День проклятия - Герролд Дэвид. Страница 12
— Это все из-за доктора Зимф. Она начала свою карьеру с закрытой темы по биовойнам и всю жизнь проработала в обстановке секретности. Видимо, она и сейчас считает, что эти игры необходимы. Но знали бы вы, как это мешает работе! — И неожиданно раздраженно добавила: — Порой мне кажется, что она ни перед чем не остановится. Я ее боюсь.
Доктор Зимф была председателем Экологического агентства. Я удивленно посмотрел на Флетчер.
— А мне казалось, вы ею восхищаетесь.
— Так было, пока она не превратилась в политиканшу. Мне она больше импонировала как ученый.
Я в замешательстве промолчал. Впервые я увидел доктора Зимф в Денвере и был покорен. Поэтому не хотелось слушать о ней такое.

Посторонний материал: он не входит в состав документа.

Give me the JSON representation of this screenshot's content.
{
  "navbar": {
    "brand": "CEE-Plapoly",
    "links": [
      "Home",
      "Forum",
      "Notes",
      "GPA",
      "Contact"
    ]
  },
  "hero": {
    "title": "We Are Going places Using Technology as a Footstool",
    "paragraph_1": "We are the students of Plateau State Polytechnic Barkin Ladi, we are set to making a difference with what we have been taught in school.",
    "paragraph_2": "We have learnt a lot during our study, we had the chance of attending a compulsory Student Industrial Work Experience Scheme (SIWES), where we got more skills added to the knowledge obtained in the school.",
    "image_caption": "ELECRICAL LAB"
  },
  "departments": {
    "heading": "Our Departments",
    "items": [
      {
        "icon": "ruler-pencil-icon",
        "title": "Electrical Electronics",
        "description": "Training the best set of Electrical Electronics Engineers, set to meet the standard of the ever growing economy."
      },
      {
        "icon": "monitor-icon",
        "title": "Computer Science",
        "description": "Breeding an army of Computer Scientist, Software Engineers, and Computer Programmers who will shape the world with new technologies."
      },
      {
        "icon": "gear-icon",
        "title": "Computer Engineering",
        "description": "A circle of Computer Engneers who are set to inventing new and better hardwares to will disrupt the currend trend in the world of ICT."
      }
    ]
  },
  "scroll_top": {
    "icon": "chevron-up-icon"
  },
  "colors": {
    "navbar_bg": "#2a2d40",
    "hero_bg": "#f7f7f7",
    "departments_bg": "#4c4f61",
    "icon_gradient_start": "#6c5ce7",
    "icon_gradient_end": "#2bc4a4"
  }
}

Дорога повернула на запад, потом на северо-запад. Слева от нас металлом сверкал залив Сан-Франциско. Солнечные блики на поверхности воды вспыхивали разноцветными искрами.
— Чудной цвет, — заметил я.
— Залив заражен слизнями, — сухо ответила Флетчер. — Пришлось залить его нефтью и поджечь. Экосистема до сих пор не восстановилась.
— Вот оно что.
— Мы постоянно следим, не появятся ли слизни опять. По-видимому, они уничтожены под корень, но это лишь маленькая победа.
— М — м… Помните, мы говорили о том черве из Денве — ра и вы отметили его ненормальность? Поясните.
— А вы останетесь нормальным, если вас так изуродуют? Вы отстрелили ему глаза, всмятку разбили жевательный аппарат, сломали обе руки. Все это не способствует полноценному мироощущению. Ко всему прочему, у него облезла шерсть, и бедняга потерял всякое ощущение реальности.
— Облезла шерсть?
— Представьте себе. Отчет изъяли, и вы не могли его видеть. И в довершение всех напастей бедная тварь не могла принимать пищу — ее тошнило. Мы решили, что он подхватил какую-нибудь инфекцию, и стали вводить ему герромицин. Тогда его мех начал отваливаться кусками. Отвратительное зрелище: он действительно напоминал розового облезлого червяка, только гигантских размеров.
— Вылез весь мех?
Флетчер отрицательно покачала головой.
— Нет, только светлые волоски. Вы же знаете, что мех — это нервные волокна. Позже мы разобрались, что произошло. Герромицин способен повреждать нервные ткани и у людей. По всей видимости, розовые щетинки наиболее чувствительны. Как бы то ни было, после этого интеллект гастропода стал не выше, чем у обычного земляного червя. Он просто лежал, дергаясь и извиваясь. — Она снова покачала головой, вспоминая. — От его вида тошнило.
— Почему мы не получили отчет? Ведь это могло стать новым оружием!
Флетчер вздохнула и процитировала:
— «Информация о способах борьбы или защиты от хторранского вторжения не должна быть доступной для любой недружественной нации или ее представителей». Это наша политика, и она будет такой до тех пор, пока Альянс не подпишет Объединенный Договор.
— Но это глупо.
— С точки зрения политиков — нет. Когда черви или что-либо иное станут для стран четвертого мира проблемой, с которой они не справятся самостоятельно, тогда подпись на бумажке может показаться им не слишком высокой платой за выживание. Вы удивлены?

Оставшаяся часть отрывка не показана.